Horror has to be seen to be enjoyed and I enjoyed it. Only seconds ticked by, but their faces went from indignation to anger, then a plea for pity, finally disintegrating into abject subservience when I gave them a narrow-eyed look to remind them of the delivery boys and the governess and the other things they didn’t realize I knew and they took off their clothes.
Everything they had was piled in a heap on the floor like I told them to do, then I made them turn around, then face me again. I dropped the stub of my cigarette in the old-fashioned inkwell and pushed the chair back.
I called out, “Harvey, bring my stuff in here.”
When the butler came in with my coat and hat he barely paused at the threshold, his eyes taking in the entire scene. I put my coat over my arm, put on my hat and looked at the two women. “Sloppy,” I said. “Pam, you ought to shave. You’re the hairiest broad I ever saw in my life” Harvey opened the door for me and this time he couldn’t quite hide his smile. “Will there be anything else, sir?”
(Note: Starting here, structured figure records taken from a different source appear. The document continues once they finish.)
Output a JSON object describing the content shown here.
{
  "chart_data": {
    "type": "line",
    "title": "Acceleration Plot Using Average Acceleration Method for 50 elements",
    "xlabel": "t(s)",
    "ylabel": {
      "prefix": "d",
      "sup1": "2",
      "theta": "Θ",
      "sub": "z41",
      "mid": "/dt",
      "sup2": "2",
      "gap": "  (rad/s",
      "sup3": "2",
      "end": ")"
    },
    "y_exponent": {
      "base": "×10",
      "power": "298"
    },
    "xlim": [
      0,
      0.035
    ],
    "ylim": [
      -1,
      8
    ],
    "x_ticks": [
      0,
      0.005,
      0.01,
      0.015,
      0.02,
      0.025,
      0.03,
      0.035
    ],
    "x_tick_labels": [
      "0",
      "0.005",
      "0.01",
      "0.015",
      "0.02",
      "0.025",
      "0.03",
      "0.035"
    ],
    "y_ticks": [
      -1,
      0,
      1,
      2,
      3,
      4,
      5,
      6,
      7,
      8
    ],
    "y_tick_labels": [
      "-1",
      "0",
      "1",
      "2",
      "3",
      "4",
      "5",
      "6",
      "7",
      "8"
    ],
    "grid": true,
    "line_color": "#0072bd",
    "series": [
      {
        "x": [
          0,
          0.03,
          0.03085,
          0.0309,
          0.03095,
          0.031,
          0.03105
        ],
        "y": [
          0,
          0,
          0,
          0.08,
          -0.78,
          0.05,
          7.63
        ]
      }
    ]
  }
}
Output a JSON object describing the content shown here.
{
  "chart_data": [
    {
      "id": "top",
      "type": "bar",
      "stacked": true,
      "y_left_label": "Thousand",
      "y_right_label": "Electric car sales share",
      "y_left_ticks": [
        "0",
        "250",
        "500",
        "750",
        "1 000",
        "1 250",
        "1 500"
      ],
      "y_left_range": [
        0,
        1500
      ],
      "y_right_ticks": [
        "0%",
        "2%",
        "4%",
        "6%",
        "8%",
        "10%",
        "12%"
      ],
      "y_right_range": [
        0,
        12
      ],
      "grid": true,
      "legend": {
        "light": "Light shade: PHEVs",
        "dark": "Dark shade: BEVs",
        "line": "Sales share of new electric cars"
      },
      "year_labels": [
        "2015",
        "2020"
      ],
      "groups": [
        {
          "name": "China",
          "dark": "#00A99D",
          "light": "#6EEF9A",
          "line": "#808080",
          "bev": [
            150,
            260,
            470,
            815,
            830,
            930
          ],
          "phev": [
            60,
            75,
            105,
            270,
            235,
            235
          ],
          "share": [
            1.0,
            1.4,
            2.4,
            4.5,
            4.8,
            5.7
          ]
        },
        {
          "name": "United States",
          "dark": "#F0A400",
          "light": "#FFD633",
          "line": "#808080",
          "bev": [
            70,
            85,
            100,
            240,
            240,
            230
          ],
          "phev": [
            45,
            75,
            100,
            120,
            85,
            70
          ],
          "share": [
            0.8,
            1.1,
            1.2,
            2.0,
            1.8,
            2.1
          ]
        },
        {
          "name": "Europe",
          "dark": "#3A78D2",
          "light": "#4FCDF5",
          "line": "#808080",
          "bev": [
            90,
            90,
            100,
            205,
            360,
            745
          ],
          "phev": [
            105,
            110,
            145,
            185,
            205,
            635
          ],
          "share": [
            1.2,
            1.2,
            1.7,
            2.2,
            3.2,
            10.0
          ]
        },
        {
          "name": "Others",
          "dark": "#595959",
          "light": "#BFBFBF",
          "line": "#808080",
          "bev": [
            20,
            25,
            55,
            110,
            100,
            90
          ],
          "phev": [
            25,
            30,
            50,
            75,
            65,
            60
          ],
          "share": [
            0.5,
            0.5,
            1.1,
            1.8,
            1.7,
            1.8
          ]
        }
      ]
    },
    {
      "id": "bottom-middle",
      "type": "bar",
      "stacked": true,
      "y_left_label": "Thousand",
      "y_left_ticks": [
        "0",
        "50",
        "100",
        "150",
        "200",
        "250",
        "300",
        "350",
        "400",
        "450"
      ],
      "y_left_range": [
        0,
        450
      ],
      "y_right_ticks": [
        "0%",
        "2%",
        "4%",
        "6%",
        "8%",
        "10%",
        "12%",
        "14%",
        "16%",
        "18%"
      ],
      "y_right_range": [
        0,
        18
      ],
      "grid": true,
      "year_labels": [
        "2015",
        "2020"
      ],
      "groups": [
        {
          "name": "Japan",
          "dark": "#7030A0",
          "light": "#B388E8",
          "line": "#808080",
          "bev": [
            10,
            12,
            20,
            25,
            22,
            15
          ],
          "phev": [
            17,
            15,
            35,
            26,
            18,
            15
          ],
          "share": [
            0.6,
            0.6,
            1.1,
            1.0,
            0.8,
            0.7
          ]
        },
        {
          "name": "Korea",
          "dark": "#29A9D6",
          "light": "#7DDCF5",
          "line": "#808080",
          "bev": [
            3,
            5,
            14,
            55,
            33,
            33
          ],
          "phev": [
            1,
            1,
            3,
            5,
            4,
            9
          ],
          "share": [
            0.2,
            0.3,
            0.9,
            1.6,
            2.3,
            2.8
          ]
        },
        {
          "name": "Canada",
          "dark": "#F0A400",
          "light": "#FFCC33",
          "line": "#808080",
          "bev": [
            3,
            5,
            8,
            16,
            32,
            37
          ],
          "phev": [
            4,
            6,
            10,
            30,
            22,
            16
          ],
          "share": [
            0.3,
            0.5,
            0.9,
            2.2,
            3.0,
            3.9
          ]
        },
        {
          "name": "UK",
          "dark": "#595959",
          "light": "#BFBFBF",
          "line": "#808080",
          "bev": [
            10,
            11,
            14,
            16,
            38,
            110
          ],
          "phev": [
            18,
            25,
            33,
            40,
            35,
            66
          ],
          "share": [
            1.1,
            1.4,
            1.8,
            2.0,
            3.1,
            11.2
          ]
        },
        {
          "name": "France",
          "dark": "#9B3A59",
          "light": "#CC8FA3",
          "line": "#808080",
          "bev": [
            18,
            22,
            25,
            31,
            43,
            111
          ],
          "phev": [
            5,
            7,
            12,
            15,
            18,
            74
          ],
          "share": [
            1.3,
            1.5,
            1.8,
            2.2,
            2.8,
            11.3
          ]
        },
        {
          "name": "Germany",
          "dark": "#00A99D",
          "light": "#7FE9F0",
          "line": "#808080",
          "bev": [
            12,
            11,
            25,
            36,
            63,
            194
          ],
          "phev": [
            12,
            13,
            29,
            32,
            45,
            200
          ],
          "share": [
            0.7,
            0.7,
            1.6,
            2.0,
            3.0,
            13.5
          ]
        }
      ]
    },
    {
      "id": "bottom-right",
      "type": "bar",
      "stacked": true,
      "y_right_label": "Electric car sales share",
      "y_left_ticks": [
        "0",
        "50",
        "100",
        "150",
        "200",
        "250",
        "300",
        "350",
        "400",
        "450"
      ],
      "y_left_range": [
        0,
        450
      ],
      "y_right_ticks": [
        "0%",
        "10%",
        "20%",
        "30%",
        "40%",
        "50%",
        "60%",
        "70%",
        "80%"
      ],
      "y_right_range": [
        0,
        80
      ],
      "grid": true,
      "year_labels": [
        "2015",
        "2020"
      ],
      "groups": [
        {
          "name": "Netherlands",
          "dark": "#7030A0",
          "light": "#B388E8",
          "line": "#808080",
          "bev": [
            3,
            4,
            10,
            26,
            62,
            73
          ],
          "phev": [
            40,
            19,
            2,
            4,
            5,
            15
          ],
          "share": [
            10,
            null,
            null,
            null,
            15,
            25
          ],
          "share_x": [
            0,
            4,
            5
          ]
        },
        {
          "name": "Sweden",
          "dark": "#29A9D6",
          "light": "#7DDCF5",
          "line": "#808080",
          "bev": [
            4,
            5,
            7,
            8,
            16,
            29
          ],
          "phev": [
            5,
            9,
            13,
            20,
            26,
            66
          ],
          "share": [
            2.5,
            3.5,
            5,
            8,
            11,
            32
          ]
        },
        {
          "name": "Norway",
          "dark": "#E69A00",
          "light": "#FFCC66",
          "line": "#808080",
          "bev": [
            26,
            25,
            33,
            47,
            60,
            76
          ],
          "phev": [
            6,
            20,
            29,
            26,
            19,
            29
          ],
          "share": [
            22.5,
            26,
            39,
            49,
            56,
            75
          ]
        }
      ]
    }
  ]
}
I gave his shoulder a squeeze. “I don’t think so.”
“Very good, sir.”
Two steps down I heard his chuckle. Softly he said, “Very good, sir.”
The pale-blue pickup was behind me for the fourth time. I stopped at the post office and bought a folder of airmail stamps and looked at the driver of the truck who was mailing a package at the parcel post window. He was about sixty, dressed in faded blue denim pants and a torn sweater. The clerk was giving his receipt when I went back outside. I waited in my car until he came down the steps, drove off and turned right at the first intersection. He turned left and in the rearview mirror I saw him pull into a parking slot outside a small appliance store.
Somebody had left the brochure on the desk, a four colored come-on with block-lettered Farnsworth Aviation, Inc. headlining the aerial photo of the sky over the mountains with the latest Farnsworth executive jet streaking by under a high band of striped cirrus clouds.
“Nice plane,” I said.
“Who may I say called, sir?” the receptionist asked me.
“Just a friend of the family,” I told her. “I’ll come back.”